Personal information
- Full name: William Alfred Benjamin Thomas
- Date of birth: 3 June 1890
- Place of birth: Broken Hill, New South Wales
- Date of death: 6 October 1953 (aged 63)
- Original team(s): Warriors

Playing career^{1}
- Years: Club / Games (Goals)
- 1911–1914: Subiaco / 057 (10)
- 1915–1916, 1918-1928: East Perth / 177 (76)
- 1917: East Fremantle / 013 0(1)
- Total:  / 247 (87)
- ^{1} Playing statistics correct to the end of 1928.

Career highlights
- WAFL premiership player 1913, 1919-1923, 1927;

= William "Digger" Thomas =

Australian rules footballer

William Alfred Benjamin "Digger" Thomas (3 June 1890 – 6 October 1953) was an Australian rules footballer who played with East Perth and Subiaco in the West Australian Football League (WAFL).

He is always mentioned in football records with his nickname, Digger, as there was another William Thomas (not related) who also appeared for East Perth and won a Sandover Medal six years after Digger Thomas did.

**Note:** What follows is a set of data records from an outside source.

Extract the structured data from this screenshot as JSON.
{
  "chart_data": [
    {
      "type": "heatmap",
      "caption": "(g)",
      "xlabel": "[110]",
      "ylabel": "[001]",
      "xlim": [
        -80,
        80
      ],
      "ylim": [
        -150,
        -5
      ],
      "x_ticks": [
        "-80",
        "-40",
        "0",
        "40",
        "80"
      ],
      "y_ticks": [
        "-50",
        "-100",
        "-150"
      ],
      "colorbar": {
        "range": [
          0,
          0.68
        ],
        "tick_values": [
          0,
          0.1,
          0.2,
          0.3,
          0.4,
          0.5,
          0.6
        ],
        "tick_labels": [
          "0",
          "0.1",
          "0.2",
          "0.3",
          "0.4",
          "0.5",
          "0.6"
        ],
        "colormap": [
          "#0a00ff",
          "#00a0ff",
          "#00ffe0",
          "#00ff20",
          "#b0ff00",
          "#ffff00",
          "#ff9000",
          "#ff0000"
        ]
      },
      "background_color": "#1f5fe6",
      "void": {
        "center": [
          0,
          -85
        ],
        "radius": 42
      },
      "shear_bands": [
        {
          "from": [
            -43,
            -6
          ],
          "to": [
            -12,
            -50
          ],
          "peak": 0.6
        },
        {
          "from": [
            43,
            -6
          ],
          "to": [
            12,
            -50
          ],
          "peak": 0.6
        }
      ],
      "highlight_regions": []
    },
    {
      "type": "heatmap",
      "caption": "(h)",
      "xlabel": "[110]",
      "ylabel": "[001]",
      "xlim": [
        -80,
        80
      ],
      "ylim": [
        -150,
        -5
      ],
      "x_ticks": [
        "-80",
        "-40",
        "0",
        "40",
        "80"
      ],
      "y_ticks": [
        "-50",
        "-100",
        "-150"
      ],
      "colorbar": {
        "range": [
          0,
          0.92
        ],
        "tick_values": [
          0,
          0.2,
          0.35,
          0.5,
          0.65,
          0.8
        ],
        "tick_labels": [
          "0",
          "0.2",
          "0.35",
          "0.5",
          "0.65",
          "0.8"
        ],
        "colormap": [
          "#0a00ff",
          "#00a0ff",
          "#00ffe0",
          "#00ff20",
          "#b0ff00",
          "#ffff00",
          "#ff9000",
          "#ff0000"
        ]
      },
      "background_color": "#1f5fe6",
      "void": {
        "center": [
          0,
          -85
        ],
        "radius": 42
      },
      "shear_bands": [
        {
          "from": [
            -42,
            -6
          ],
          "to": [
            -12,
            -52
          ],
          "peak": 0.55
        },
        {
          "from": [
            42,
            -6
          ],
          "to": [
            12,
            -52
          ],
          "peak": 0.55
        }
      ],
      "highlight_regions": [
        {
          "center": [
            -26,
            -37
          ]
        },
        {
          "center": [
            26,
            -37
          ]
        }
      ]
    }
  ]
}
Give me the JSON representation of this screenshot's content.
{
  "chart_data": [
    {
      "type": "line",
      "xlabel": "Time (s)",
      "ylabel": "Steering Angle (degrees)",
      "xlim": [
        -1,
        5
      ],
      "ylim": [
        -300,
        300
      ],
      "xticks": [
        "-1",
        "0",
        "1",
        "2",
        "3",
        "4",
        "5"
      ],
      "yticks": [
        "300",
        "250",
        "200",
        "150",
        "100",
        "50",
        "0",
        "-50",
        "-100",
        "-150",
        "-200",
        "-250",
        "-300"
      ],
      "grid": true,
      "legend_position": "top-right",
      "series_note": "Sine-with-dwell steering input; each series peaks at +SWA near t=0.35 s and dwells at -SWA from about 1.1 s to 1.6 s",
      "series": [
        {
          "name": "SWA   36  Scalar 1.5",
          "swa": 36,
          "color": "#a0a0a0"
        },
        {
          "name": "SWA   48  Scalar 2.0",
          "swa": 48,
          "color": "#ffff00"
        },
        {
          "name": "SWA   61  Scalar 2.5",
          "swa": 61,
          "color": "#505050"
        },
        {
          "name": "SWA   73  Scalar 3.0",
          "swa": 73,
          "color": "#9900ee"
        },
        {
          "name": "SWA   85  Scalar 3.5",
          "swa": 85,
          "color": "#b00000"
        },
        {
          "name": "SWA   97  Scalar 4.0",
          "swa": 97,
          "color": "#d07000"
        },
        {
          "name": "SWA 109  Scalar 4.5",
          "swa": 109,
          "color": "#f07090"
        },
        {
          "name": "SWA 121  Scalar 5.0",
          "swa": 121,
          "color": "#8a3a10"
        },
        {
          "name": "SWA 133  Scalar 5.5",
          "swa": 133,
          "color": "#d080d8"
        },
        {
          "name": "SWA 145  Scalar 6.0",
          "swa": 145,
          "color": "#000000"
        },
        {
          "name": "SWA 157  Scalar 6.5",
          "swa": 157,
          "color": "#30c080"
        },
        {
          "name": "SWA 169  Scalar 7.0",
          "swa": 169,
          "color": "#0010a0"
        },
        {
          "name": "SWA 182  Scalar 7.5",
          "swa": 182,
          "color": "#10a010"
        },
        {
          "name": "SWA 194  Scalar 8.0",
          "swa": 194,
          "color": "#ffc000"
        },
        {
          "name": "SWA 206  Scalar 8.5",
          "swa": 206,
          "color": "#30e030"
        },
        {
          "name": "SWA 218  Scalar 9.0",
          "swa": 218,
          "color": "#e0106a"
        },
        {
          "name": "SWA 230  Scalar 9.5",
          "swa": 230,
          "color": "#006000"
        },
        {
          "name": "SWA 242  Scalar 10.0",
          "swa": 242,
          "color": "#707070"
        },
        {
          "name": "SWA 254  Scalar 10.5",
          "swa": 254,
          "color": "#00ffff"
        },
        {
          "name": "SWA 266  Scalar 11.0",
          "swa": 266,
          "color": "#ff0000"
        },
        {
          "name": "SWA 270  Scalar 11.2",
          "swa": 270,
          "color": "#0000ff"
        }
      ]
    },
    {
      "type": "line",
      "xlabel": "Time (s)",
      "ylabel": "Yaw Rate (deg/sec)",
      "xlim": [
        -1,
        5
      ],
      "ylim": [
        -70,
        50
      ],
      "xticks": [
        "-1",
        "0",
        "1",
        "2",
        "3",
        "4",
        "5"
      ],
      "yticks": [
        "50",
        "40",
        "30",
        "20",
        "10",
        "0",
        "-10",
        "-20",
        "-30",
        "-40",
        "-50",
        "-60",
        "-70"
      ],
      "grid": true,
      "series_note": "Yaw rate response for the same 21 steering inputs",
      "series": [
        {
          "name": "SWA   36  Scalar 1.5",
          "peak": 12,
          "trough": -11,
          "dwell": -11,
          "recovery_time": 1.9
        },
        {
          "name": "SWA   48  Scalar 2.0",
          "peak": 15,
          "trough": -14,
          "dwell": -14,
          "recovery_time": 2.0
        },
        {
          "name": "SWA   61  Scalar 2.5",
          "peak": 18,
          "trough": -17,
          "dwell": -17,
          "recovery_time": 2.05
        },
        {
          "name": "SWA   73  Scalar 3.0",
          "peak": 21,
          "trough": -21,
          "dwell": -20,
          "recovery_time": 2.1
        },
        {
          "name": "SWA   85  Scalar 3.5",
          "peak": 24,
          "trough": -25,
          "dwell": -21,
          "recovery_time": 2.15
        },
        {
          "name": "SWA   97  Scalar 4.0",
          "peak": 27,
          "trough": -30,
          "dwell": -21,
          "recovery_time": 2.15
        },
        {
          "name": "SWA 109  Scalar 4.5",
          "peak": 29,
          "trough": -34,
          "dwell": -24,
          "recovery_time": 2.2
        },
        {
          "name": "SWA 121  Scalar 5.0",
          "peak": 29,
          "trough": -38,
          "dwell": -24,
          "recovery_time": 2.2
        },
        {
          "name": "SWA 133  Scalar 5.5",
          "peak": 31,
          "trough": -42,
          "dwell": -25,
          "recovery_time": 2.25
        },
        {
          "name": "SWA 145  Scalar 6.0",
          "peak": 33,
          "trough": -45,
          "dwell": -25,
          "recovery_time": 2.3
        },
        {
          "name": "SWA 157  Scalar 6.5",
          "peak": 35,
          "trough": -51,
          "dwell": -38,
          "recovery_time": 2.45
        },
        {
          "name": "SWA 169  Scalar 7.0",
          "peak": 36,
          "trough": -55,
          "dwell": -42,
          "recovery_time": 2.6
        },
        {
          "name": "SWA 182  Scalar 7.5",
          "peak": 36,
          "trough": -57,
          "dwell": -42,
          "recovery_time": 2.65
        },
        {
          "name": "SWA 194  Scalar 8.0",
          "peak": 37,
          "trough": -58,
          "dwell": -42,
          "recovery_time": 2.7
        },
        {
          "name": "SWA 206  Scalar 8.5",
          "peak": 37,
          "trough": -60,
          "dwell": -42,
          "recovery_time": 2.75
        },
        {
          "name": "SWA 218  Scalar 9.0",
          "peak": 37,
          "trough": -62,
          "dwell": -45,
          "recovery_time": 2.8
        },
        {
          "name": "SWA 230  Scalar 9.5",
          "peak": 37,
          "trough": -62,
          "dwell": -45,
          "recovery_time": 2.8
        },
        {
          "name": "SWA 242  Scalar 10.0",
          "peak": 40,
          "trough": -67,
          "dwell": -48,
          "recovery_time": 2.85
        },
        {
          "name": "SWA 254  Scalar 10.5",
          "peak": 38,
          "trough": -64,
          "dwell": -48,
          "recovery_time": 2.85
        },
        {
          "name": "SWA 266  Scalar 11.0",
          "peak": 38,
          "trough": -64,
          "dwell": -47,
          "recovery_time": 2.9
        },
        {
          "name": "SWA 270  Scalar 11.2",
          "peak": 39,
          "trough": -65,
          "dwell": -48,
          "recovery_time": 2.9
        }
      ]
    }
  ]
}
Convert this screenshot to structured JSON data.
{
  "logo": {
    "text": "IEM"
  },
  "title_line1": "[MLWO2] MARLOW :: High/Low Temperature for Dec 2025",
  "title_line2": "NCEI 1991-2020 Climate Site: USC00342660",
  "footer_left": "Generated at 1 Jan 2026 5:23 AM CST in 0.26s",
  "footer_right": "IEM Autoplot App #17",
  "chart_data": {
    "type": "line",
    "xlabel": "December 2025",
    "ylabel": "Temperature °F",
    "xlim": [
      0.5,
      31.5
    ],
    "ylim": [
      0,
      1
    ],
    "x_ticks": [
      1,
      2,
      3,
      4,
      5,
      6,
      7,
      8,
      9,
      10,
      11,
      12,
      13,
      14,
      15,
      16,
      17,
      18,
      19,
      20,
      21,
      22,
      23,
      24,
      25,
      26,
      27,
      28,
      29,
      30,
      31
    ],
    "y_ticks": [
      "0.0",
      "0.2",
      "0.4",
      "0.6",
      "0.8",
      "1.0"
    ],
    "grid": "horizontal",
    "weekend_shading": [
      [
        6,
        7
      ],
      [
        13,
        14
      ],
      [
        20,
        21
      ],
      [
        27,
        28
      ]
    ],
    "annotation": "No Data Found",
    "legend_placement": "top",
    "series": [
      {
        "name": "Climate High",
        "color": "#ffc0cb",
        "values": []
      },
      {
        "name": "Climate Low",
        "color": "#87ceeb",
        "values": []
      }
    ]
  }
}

Thomas, who was born in Broken Hill, started out in the Goldfields Football League where he played for the Warriors. He joined the WAFL in 1911 and played 32 games for Subiaco, including their 1913 premiership team; Thomas had missed their inaugural premiership side the previous year as he had been suspended for striking.

After a season with East Fremantle in 1917, Thomas transferred to East Perth where he would spend the rest of his career. He was a member of six premierships, five of them in succession, and won a Sandover Medal in 1923 to become the first ever East Perth player to win the award.

He represented Western Australia in a total of twelve interstate matches, including the 1914, 1921 and 1924 carnivals. At the Sydney Carnival of 1914 he put in a memorable performance in a game against Queensland, kicking 14 goals.

Thomas retired at the end of the 1928 season, having also spent some time coaching in New South Wales, with his 247 career games remaining a West Australian elite football record until it was broken by Ray Schofield in Round 10 of 1958; Schofield retired at the end of that season having played 259 games.

He was the father of East Perth and Essendon player Ritchie Thomas.